Der saisonübliche Winterblues bleibt in diesem Jahr aus. Die Arbeitslosenzahlen steigen von November zu Dezember nur minimal. Im Vergleich zu Dezember 2016 sinken sie gar um 15,3 Prozent. Auch die Jahresbilanz kann sich durchaus sehen lassen.

Waldeck-Frankenberg. „Ein überaus gelungener Abschluss eines durchweg für den Arbeits- und Ausbildungsmarkt positiven Jahres 2017. In 2018 werden wir weiterhin intensiv die Deckung des Fachkräftebedarfs durch Qualifikation Arbeitsloser und gering qualifizierter Beschäftigten in den Fokus stellen“, bilanziert Manfred Hamel, Geschäftsführer Operativ bei der Agentur für Arbeit Korbach.

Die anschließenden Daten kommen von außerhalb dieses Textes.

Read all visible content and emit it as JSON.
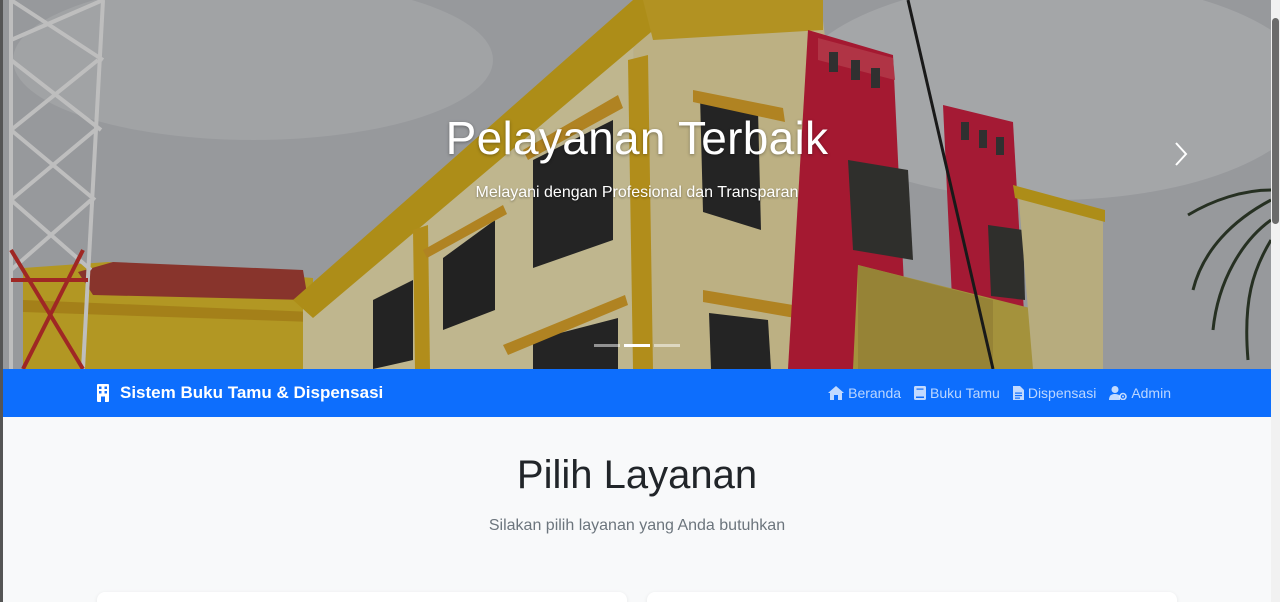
{
  "hero": {
    "title": "Pelayanan Terbaik",
    "subtitle": "Melayani dengan Profesional dan Transparan",
    "slide_count": 3,
    "active_slide": 2
  },
  "navbar": {
    "brand": "Sistem Buku Tamu & Dispensasi",
    "brand_icon": "building-icon",
    "color": "#0d6efd",
    "links": [
      {
        "label": "Beranda",
        "icon": "home-icon"
      },
      {
        "label": "Buku Tamu",
        "icon": "book-icon"
      },
      {
        "label": "Dispensasi",
        "icon": "file-icon"
      },
      {
        "label": "Admin",
        "icon": "user-cog-icon"
      }
    ]
  },
  "main": {
    "title": "Pilih Layanan",
    "subtitle": "Silakan pilih layanan yang Anda butuhkan"
  }
}
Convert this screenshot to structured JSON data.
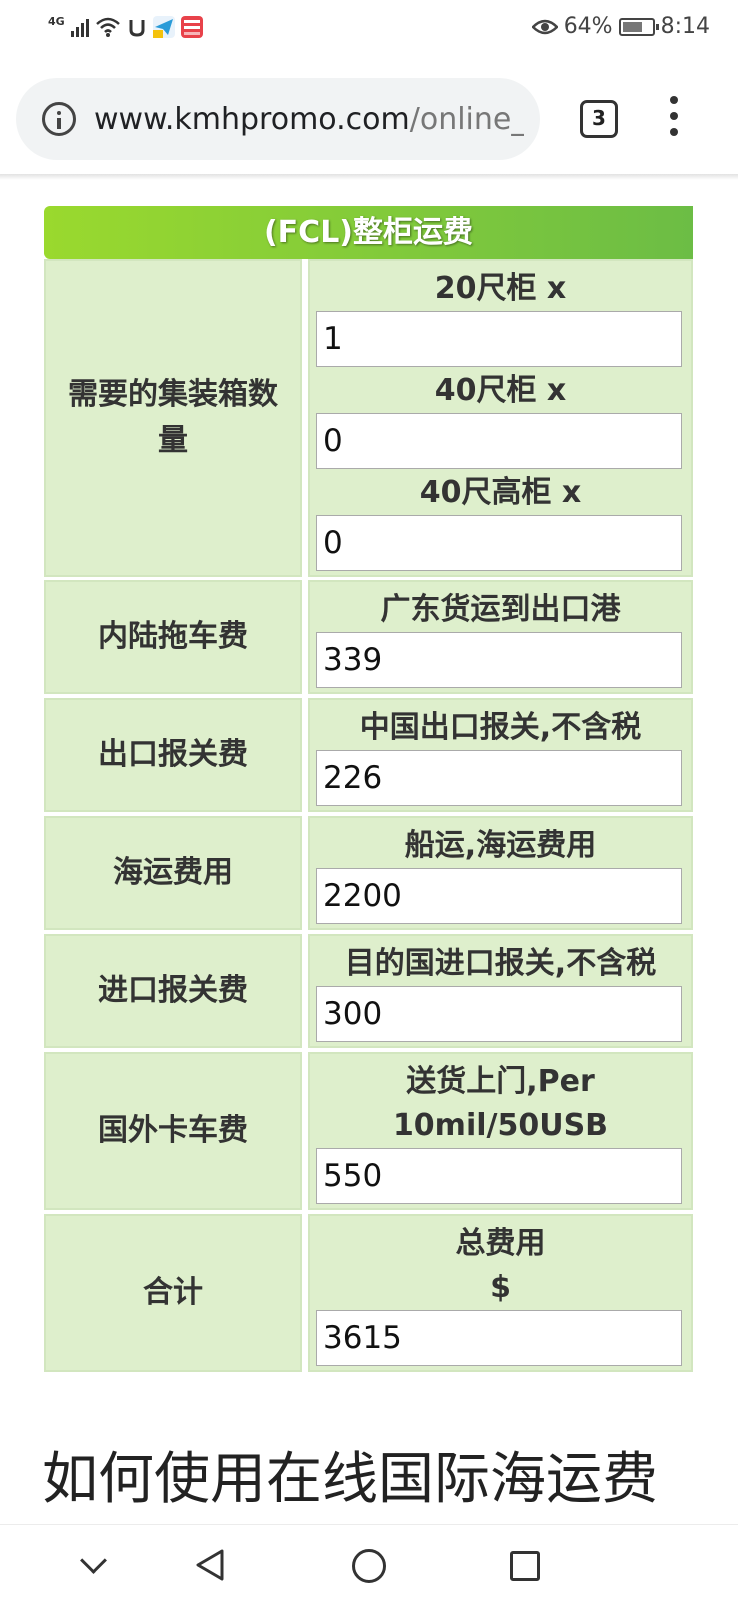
{
  "status_bar": {
    "network": "4G",
    "battery": "64%",
    "time": "8:14"
  },
  "browser": {
    "url_host": "www.kmhpromo.com",
    "url_path": "/online_",
    "tab_count": "3"
  },
  "table": {
    "header": "(FCL)整柜运费",
    "rows": [
      {
        "label": "需要的集装箱数量",
        "fields": [
          {
            "label": "20尺柜 x",
            "value": "1"
          },
          {
            "label": "40尺柜 x",
            "value": "0"
          },
          {
            "label": "40尺高柜 x",
            "value": "0"
          }
        ]
      },
      {
        "label": "内陆拖车费",
        "sub_label": "广东货运到出口港",
        "value": "339"
      },
      {
        "label": "出口报关费",
        "sub_label": "中国出口报关,不含税",
        "value": "226"
      },
      {
        "label": "海运费用",
        "sub_label": "船运,海运费用",
        "value": "2200"
      },
      {
        "label": "进口报关费",
        "sub_label": "目的国进口报关,不含税",
        "value": "300"
      },
      {
        "label": "国外卡车费",
        "sub_label_line1": "送货上门,Per",
        "sub_label_line2": "10mil/50USB",
        "value": "550"
      },
      {
        "label": "合计",
        "sub_label_line1": "总费用",
        "sub_label_line2": "$",
        "value": "3615"
      }
    ]
  },
  "how_to_title": "如何使用在线国际海运费"
}
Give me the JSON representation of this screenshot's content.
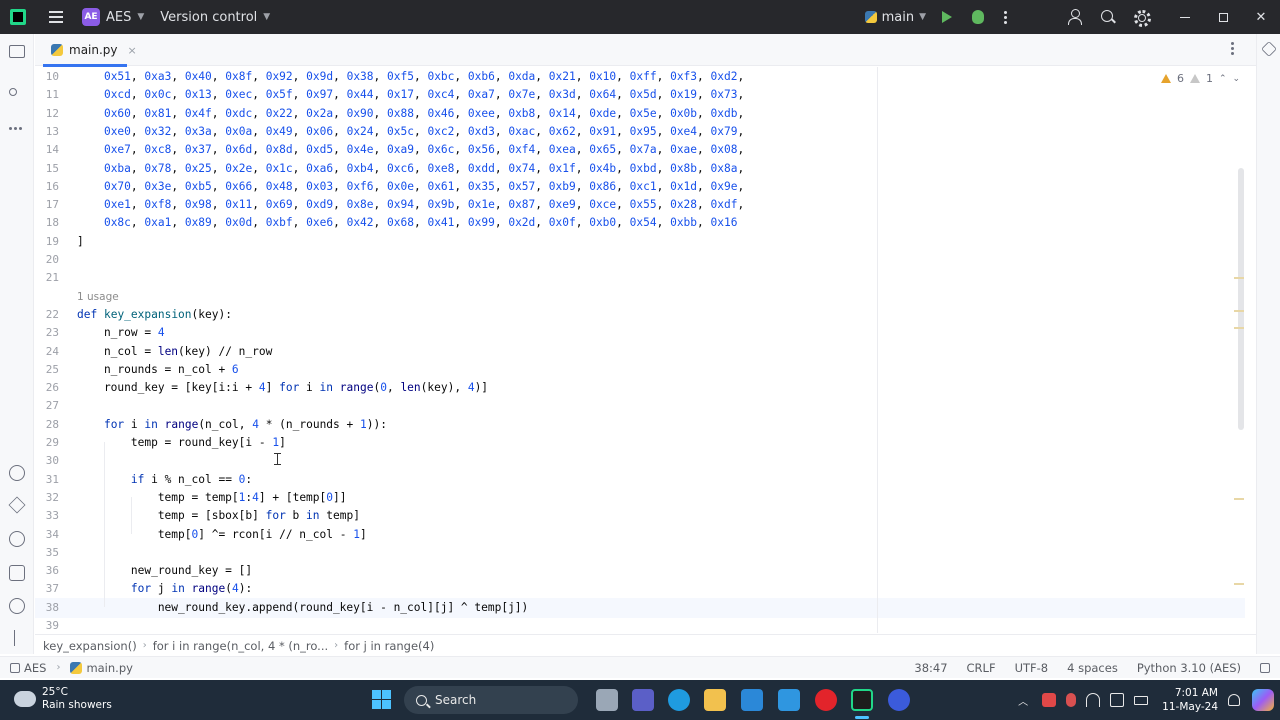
{
  "titlebar": {
    "project_badge": "AE",
    "project_name": "AES",
    "vcs_label": "Version control",
    "branch": "main"
  },
  "tab": {
    "label": "main.py",
    "close": "×"
  },
  "inspections": {
    "warnings": "6",
    "weak_warnings": "1"
  },
  "editor": {
    "usage_hint": "1 usage",
    "lines": [
      {
        "n": "10",
        "text": "    0x51, 0xa3, 0x40, 0x8f, 0x92, 0x9d, 0x38, 0xf5, 0xbc, 0xb6, 0xda, 0x21, 0x10, 0xff, 0xf3, 0xd2,"
      },
      {
        "n": "11",
        "text": "    0xcd, 0x0c, 0x13, 0xec, 0x5f, 0x97, 0x44, 0x17, 0xc4, 0xa7, 0x7e, 0x3d, 0x64, 0x5d, 0x19, 0x73,"
      },
      {
        "n": "12",
        "text": "    0x60, 0x81, 0x4f, 0xdc, 0x22, 0x2a, 0x90, 0x88, 0x46, 0xee, 0xb8, 0x14, 0xde, 0x5e, 0x0b, 0xdb,"
      },
      {
        "n": "13",
        "text": "    0xe0, 0x32, 0x3a, 0x0a, 0x49, 0x06, 0x24, 0x5c, 0xc2, 0xd3, 0xac, 0x62, 0x91, 0x95, 0xe4, 0x79,"
      },
      {
        "n": "14",
        "text": "    0xe7, 0xc8, 0x37, 0x6d, 0x8d, 0xd5, 0x4e, 0xa9, 0x6c, 0x56, 0xf4, 0xea, 0x65, 0x7a, 0xae, 0x08,"
      },
      {
        "n": "15",
        "text": "    0xba, 0x78, 0x25, 0x2e, 0x1c, 0xa6, 0xb4, 0xc6, 0xe8, 0xdd, 0x74, 0x1f, 0x4b, 0xbd, 0x8b, 0x8a,"
      },
      {
        "n": "16",
        "text": "    0x70, 0x3e, 0xb5, 0x66, 0x48, 0x03, 0xf6, 0x0e, 0x61, 0x35, 0x57, 0xb9, 0x86, 0xc1, 0x1d, 0x9e,"
      },
      {
        "n": "17",
        "text": "    0xe1, 0xf8, 0x98, 0x11, 0x69, 0xd9, 0x8e, 0x94, 0x9b, 0x1e, 0x87, 0xe9, 0xce, 0x55, 0x28, 0xdf,"
      },
      {
        "n": "18",
        "text": "    0x8c, 0xa1, 0x89, 0x0d, 0xbf, 0xe6, 0x42, 0x68, 0x41, 0x99, 0x2d, 0x0f, 0xb0, 0x54, 0xbb, 0x16"
      },
      {
        "n": "19",
        "text": "]"
      },
      {
        "n": "20",
        "text": ""
      },
      {
        "n": "21",
        "text": ""
      },
      {
        "n": "22",
        "text": "def key_expansion(key):"
      },
      {
        "n": "23",
        "text": "    n_row = 4"
      },
      {
        "n": "24",
        "text": "    n_col = len(key) // n_row"
      },
      {
        "n": "25",
        "text": "    n_rounds = n_col + 6"
      },
      {
        "n": "26",
        "text": "    round_key = [key[i:i + 4] for i in range(0, len(key), 4)]"
      },
      {
        "n": "27",
        "text": ""
      },
      {
        "n": "28",
        "text": "    for i in range(n_col, 4 * (n_rounds + 1)):"
      },
      {
        "n": "29",
        "text": "        temp = round_key[i - 1]"
      },
      {
        "n": "30",
        "text": ""
      },
      {
        "n": "31",
        "text": "        if i % n_col == 0:"
      },
      {
        "n": "32",
        "text": "            temp = temp[1:4] + [temp[0]]"
      },
      {
        "n": "33",
        "text": "            temp = [sbox[b] for b in temp]"
      },
      {
        "n": "34",
        "text": "            temp[0] ^= rcon[i // n_col - 1]"
      },
      {
        "n": "35",
        "text": ""
      },
      {
        "n": "36",
        "text": "        new_round_key = []"
      },
      {
        "n": "37",
        "text": "        for j in range(4):"
      },
      {
        "n": "38",
        "text": "            new_round_key.append(round_key[i - n_col][j] ^ temp[j])"
      },
      {
        "n": "39",
        "text": ""
      }
    ]
  },
  "breadcrumbs": [
    "key_expansion()",
    "for i in range(n_col, 4 * (n_ro...",
    "for j in range(4)"
  ],
  "statusbar": {
    "project": "AES",
    "file": "main.py",
    "position": "38:47",
    "line_sep": "CRLF",
    "encoding": "UTF-8",
    "indent": "4 spaces",
    "interpreter": "Python 3.10 (AES)"
  },
  "taskbar": {
    "temp": "25°C",
    "weather": "Rain showers",
    "search": "Search",
    "time": "7:01 AM",
    "date": "11-May-24"
  }
}
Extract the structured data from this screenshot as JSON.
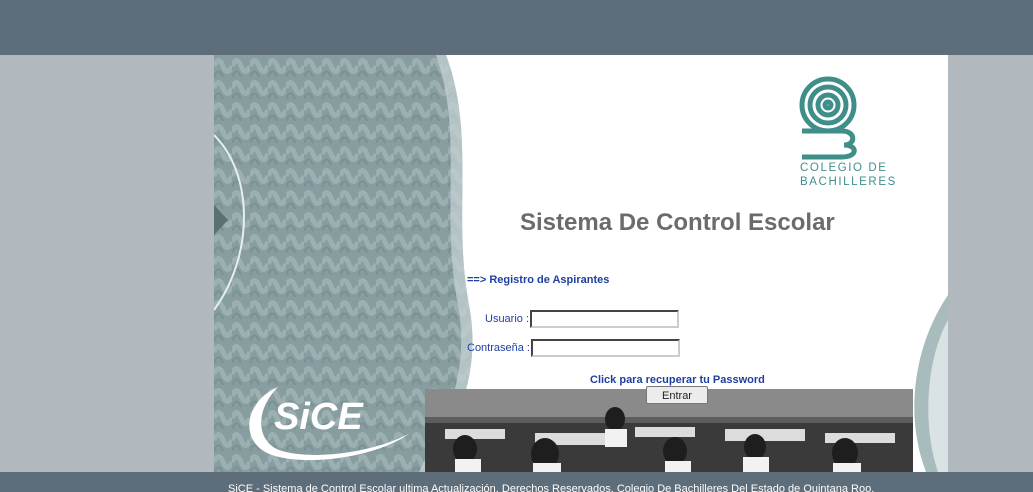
{
  "brand": {
    "logo_line1": "COLEGIO DE",
    "logo_line2": "BACHILLERES",
    "logo_color": "#3f8e8a",
    "sice_logo_text": "SiCE"
  },
  "header": {
    "title": "Sistema De Control Escolar"
  },
  "links": {
    "registro": "==> Registro de Aspirantes",
    "recover": "Click para recuperar tu Password"
  },
  "login": {
    "user_label": "Usuario :",
    "user_value": "",
    "pass_label": "Contraseña :",
    "pass_value": "",
    "submit_label": "Entrar"
  },
  "footer": {
    "text": "SiCE - Sistema de Control Escolar ultima Actualización. Derechos Reservados. Colegio De Bachilleres Del Estado de Quintana Roo."
  },
  "colors": {
    "header_bar": "#5d6d7a",
    "background": "#b1b8be",
    "link": "#1f3f9f",
    "title": "#6b6b6b"
  }
}
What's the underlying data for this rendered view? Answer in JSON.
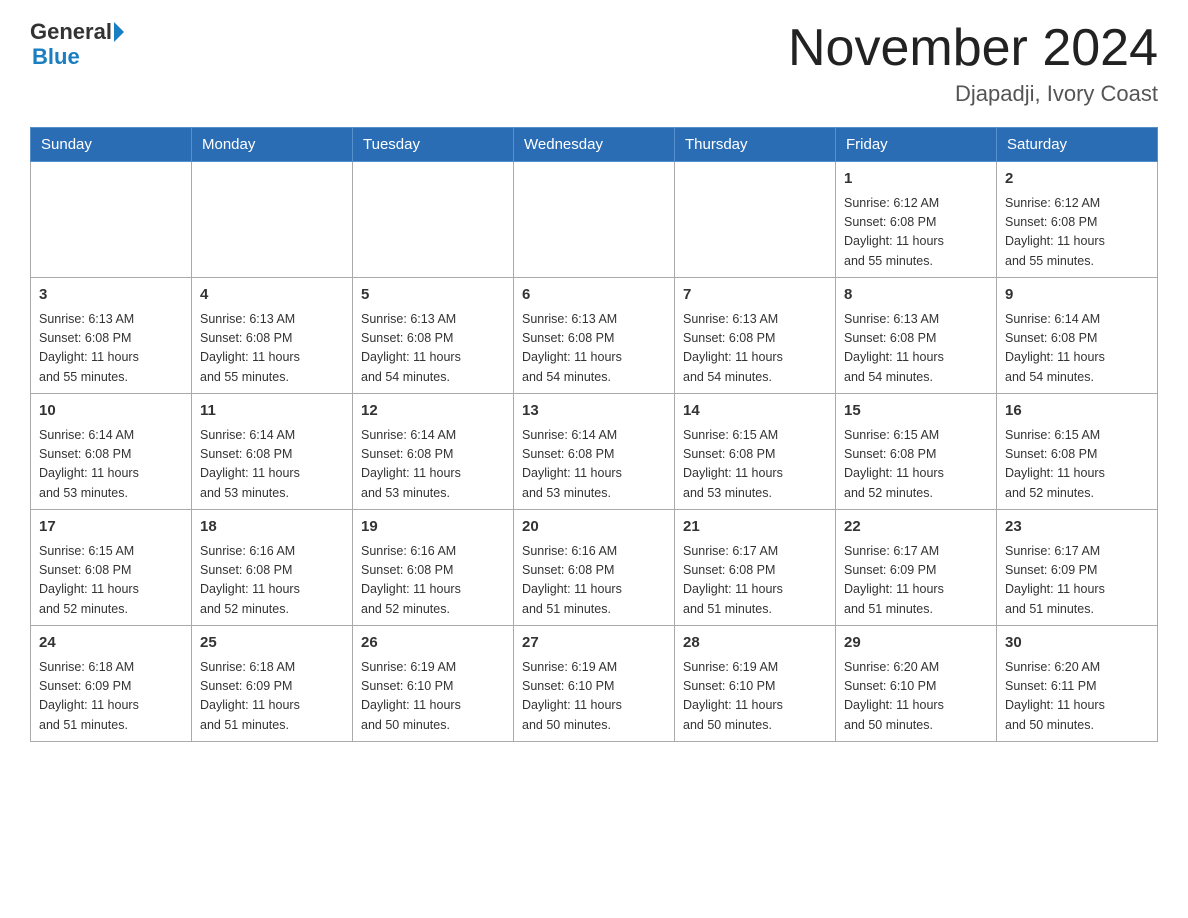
{
  "header": {
    "logo_line1": "General",
    "logo_line2": "Blue",
    "month_title": "November 2024",
    "location": "Djapadji, Ivory Coast"
  },
  "days_of_week": [
    "Sunday",
    "Monday",
    "Tuesday",
    "Wednesday",
    "Thursday",
    "Friday",
    "Saturday"
  ],
  "weeks": [
    {
      "days": [
        {
          "num": "",
          "info": ""
        },
        {
          "num": "",
          "info": ""
        },
        {
          "num": "",
          "info": ""
        },
        {
          "num": "",
          "info": ""
        },
        {
          "num": "",
          "info": ""
        },
        {
          "num": "1",
          "info": "Sunrise: 6:12 AM\nSunset: 6:08 PM\nDaylight: 11 hours\nand 55 minutes."
        },
        {
          "num": "2",
          "info": "Sunrise: 6:12 AM\nSunset: 6:08 PM\nDaylight: 11 hours\nand 55 minutes."
        }
      ]
    },
    {
      "days": [
        {
          "num": "3",
          "info": "Sunrise: 6:13 AM\nSunset: 6:08 PM\nDaylight: 11 hours\nand 55 minutes."
        },
        {
          "num": "4",
          "info": "Sunrise: 6:13 AM\nSunset: 6:08 PM\nDaylight: 11 hours\nand 55 minutes."
        },
        {
          "num": "5",
          "info": "Sunrise: 6:13 AM\nSunset: 6:08 PM\nDaylight: 11 hours\nand 54 minutes."
        },
        {
          "num": "6",
          "info": "Sunrise: 6:13 AM\nSunset: 6:08 PM\nDaylight: 11 hours\nand 54 minutes."
        },
        {
          "num": "7",
          "info": "Sunrise: 6:13 AM\nSunset: 6:08 PM\nDaylight: 11 hours\nand 54 minutes."
        },
        {
          "num": "8",
          "info": "Sunrise: 6:13 AM\nSunset: 6:08 PM\nDaylight: 11 hours\nand 54 minutes."
        },
        {
          "num": "9",
          "info": "Sunrise: 6:14 AM\nSunset: 6:08 PM\nDaylight: 11 hours\nand 54 minutes."
        }
      ]
    },
    {
      "days": [
        {
          "num": "10",
          "info": "Sunrise: 6:14 AM\nSunset: 6:08 PM\nDaylight: 11 hours\nand 53 minutes."
        },
        {
          "num": "11",
          "info": "Sunrise: 6:14 AM\nSunset: 6:08 PM\nDaylight: 11 hours\nand 53 minutes."
        },
        {
          "num": "12",
          "info": "Sunrise: 6:14 AM\nSunset: 6:08 PM\nDaylight: 11 hours\nand 53 minutes."
        },
        {
          "num": "13",
          "info": "Sunrise: 6:14 AM\nSunset: 6:08 PM\nDaylight: 11 hours\nand 53 minutes."
        },
        {
          "num": "14",
          "info": "Sunrise: 6:15 AM\nSunset: 6:08 PM\nDaylight: 11 hours\nand 53 minutes."
        },
        {
          "num": "15",
          "info": "Sunrise: 6:15 AM\nSunset: 6:08 PM\nDaylight: 11 hours\nand 52 minutes."
        },
        {
          "num": "16",
          "info": "Sunrise: 6:15 AM\nSunset: 6:08 PM\nDaylight: 11 hours\nand 52 minutes."
        }
      ]
    },
    {
      "days": [
        {
          "num": "17",
          "info": "Sunrise: 6:15 AM\nSunset: 6:08 PM\nDaylight: 11 hours\nand 52 minutes."
        },
        {
          "num": "18",
          "info": "Sunrise: 6:16 AM\nSunset: 6:08 PM\nDaylight: 11 hours\nand 52 minutes."
        },
        {
          "num": "19",
          "info": "Sunrise: 6:16 AM\nSunset: 6:08 PM\nDaylight: 11 hours\nand 52 minutes."
        },
        {
          "num": "20",
          "info": "Sunrise: 6:16 AM\nSunset: 6:08 PM\nDaylight: 11 hours\nand 51 minutes."
        },
        {
          "num": "21",
          "info": "Sunrise: 6:17 AM\nSunset: 6:08 PM\nDaylight: 11 hours\nand 51 minutes."
        },
        {
          "num": "22",
          "info": "Sunrise: 6:17 AM\nSunset: 6:09 PM\nDaylight: 11 hours\nand 51 minutes."
        },
        {
          "num": "23",
          "info": "Sunrise: 6:17 AM\nSunset: 6:09 PM\nDaylight: 11 hours\nand 51 minutes."
        }
      ]
    },
    {
      "days": [
        {
          "num": "24",
          "info": "Sunrise: 6:18 AM\nSunset: 6:09 PM\nDaylight: 11 hours\nand 51 minutes."
        },
        {
          "num": "25",
          "info": "Sunrise: 6:18 AM\nSunset: 6:09 PM\nDaylight: 11 hours\nand 51 minutes."
        },
        {
          "num": "26",
          "info": "Sunrise: 6:19 AM\nSunset: 6:10 PM\nDaylight: 11 hours\nand 50 minutes."
        },
        {
          "num": "27",
          "info": "Sunrise: 6:19 AM\nSunset: 6:10 PM\nDaylight: 11 hours\nand 50 minutes."
        },
        {
          "num": "28",
          "info": "Sunrise: 6:19 AM\nSunset: 6:10 PM\nDaylight: 11 hours\nand 50 minutes."
        },
        {
          "num": "29",
          "info": "Sunrise: 6:20 AM\nSunset: 6:10 PM\nDaylight: 11 hours\nand 50 minutes."
        },
        {
          "num": "30",
          "info": "Sunrise: 6:20 AM\nSunset: 6:11 PM\nDaylight: 11 hours\nand 50 minutes."
        }
      ]
    }
  ]
}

Vom saisonüblichen Winterblues ist auf dem heimischen Arbeitsmarkt nichts zu spüren. Während in den Vorjahren die Arbeitslosenzahlen von November auf Dezember spürbar kletterten, ist diesmal nur ein minimaler Zuwachs an Jobsuchenden festzustellen. 3053 Personen waren im Dezember im Landkreis Waldeck-Frankenberg arbeitslos gemeldet, das sind 23 Personen mehr als im Vormonat und entspricht einem Plus von 0,8 Prozent. Gegenüber dem Vorjahresmonat kann jedoch ein fettes Minus von 15,3 Prozent beziehungsweise 551 Personen verzeichnet werden. Damit liegt die aktuelle Arbeitslosenquote bei 3,5 Prozent, während sie im Dezember 2016 noch bei 4,2 Prozent lag.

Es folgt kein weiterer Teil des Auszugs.